In 2006, Christopher Hitchens warned against confusing the “gigantic power” of militant Islamism around the globe with “a cringing minority whose faith you might offend”.
In a world where ISIS have since declared a Caliphate over parts of Iraq and Syria, and where Islamists in Bangladesh hack secular bloggers to death, and Raif Badawi has been publicly flogged, and remains imprisoned, for running a secular blog in Saudi Arabia, the oppressiveness of militant Islam towards anyone who thinks differently should be obvious.
Sadly, many among the radical left still fail to see this, instead casting the Islamists themselves as an oppressed group. In the so-called “student movement”, the latest such individual is one of the LGBT+ Officers, Noorulan Shahid, who expressed solidarity with violent protests against allegedly accidental Qu’ran burnings in 2012.
While calling the post sympathetic to the Taliban is arguably a stretch, it seems overtly sympathetic to protests which killed dozens, calling their anger “right”, and expressing sympathy “because [the protestors] are Muslims”.
The implication seems fairly clear: that because the protestors are Muslim, they should be sympathised with. This raises the immediate question: why should protests which killed dozens of people evoke sympathy not for the dead, but for the protestors as a group, with no condemnation of those deaths? Why, also, should we be expressing sympathy for those who burned down Danish embassies across the world in 2006 over cartoons of Muhammad, rather than standing with Denmark, whose embassies and nationals were under attack?
In the wake of the Charlie Hebdo massacre, Pope Francis made the absurd statement that “If my good friend… says a curse word against my mother, he can expect a punch”. The obvious reply to His Holiness is that your friend would still have every right to file a Police report, and you would go to jail regardless, precisely because offence, even to your deeply-held religious beliefs, is not an excuse to be violent.
Yet, when it comes to condemning Islamist violence, the modern identitarian Left (and the student left in particular) seems to turn a blind eye at best, and at worst openly support it. Shahid’s close ally in the NUS, President Malia Bouattia, whose anti-Semitic statements ensured her election led to disaffiliation votes in multiple universities, shamelessly falls into the latter category.
In 2014, while speaking in an official capacity as NUS Black Students’ Officer, Bouattia argued that we have a duty to support violent struggle, and even appeared to argue that Islam was a violent religion, with peaceful Muslims suffering from “internalised Islamophobia”.
More recently, the current Black Students’ Officer was pictured speaking this year at Al-Quds Day, a Khomeinist demonstration which routinely features the flying of the banner of illegal terror group Hezbollah.
How did we get to a situation where far-left student leaders, including LGBT+ representatives, are sympathising with, or even openly supporting, Islamist groups? The short answer appears to be precisely Shahid’s justification for sympathising with murderous protests: “because they are Muslims”.
However, it’s not quite as simple as that.

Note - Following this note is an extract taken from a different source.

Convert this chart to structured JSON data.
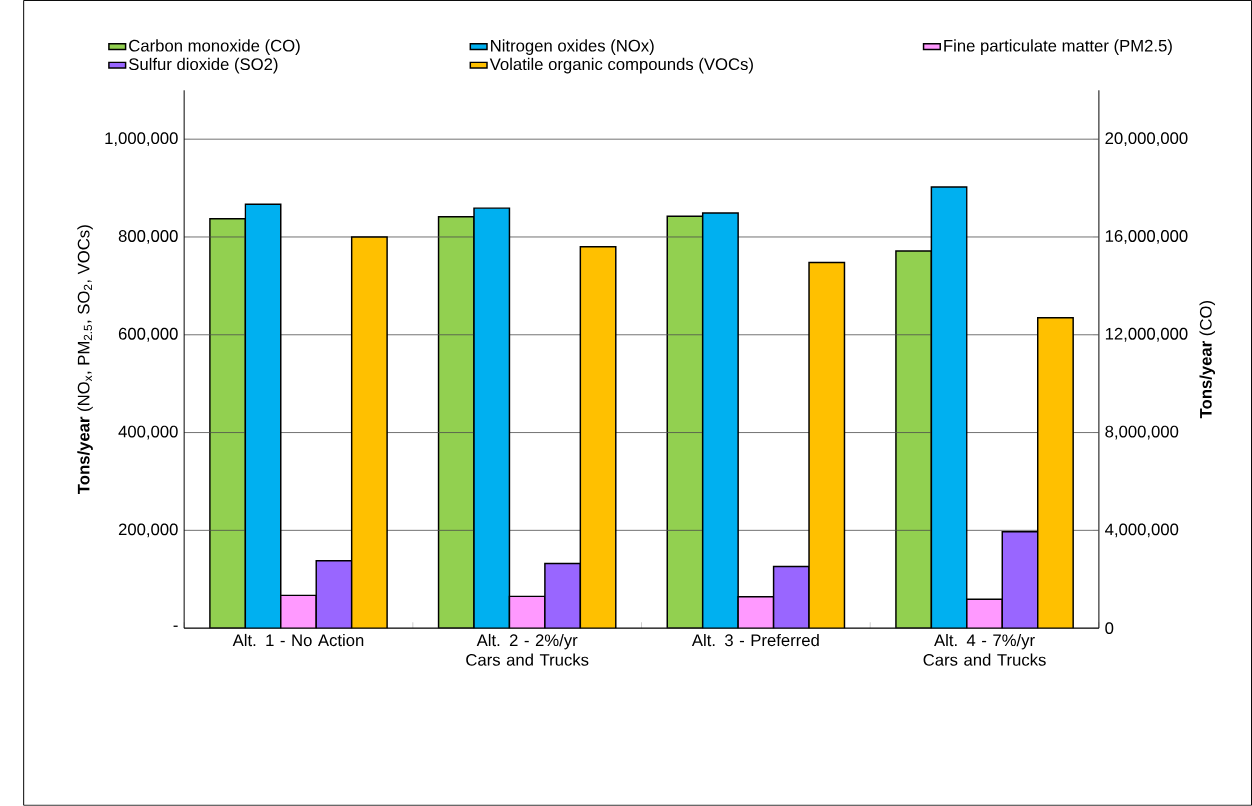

They are also the right “kind” of Muslims, not liberal Muslims like Usama Hassan or ex-Muslims like Maryam Namazie, both of whom have faced opposition from the regressive left on campuses, but rather “authentic” Islamists spouting theocratic fascism, all as a result of “Western foreign policy”.
Yet what this narrative, the same narrative which simplistically cast the 2001 intervention in Afghanistan as “the world’s richest country bombing the world’s poorest one”, ignores is that the Islamists it defends are not an oppressed group. Rather, they subscribe to one of the most oppressive ideologies of the modern era.
In Afghanistan, this manifested itself in fervent opposition to women and girls receiving an education, regular flogging, and public executions as half-time entertainment during football matches. Hardly likely to be the best thing to happen to the country in 25 years as Moazzam Begg, unofficial frontman of the NUS’s anti-Prevent efforts, would have us believe.
In northern Mali, all music barring Qu’ranic recitation was banned in spite of the prominent place of music in Malian culture. In Iraq and Syria today, this Islamism has found its Platonic Form in ISIS, which perfects ever more gruesome methods of execution, from burning alive to dissolution in acid and boiling in tar.
It would appear self-evident that the kind of totalitarian ideology which stands against many of the freedoms that we now take for granted in the west, including the long fought-for rights of women and LGBT+ people, can hardly be said to render its adherents “oppressed”.
Yet the ideology of the identitarian left, which seems to see the entire world through the paradigm of the “oppressive” West against everyone else, does not admit that Islamists are just as capable of creating oppression as anyone else, and in fact have created some of the most oppressive regimes in the modern world, such as in Saudi Arabia. Nor does it admit that Islamism is a force with its own vitality, even in the face of ISIS declaring that they hate the West primarily because we are not like them in the August issue of its magazine ‘Dabiq’.
Until the regressive, identitarian left realises that oppression can be committed by any group or any ideology, very little will change on the inside. But on the outside, we must still challenge the narrative presented by Bouattia and her allies, and say clearly: Islamists are not oppressed.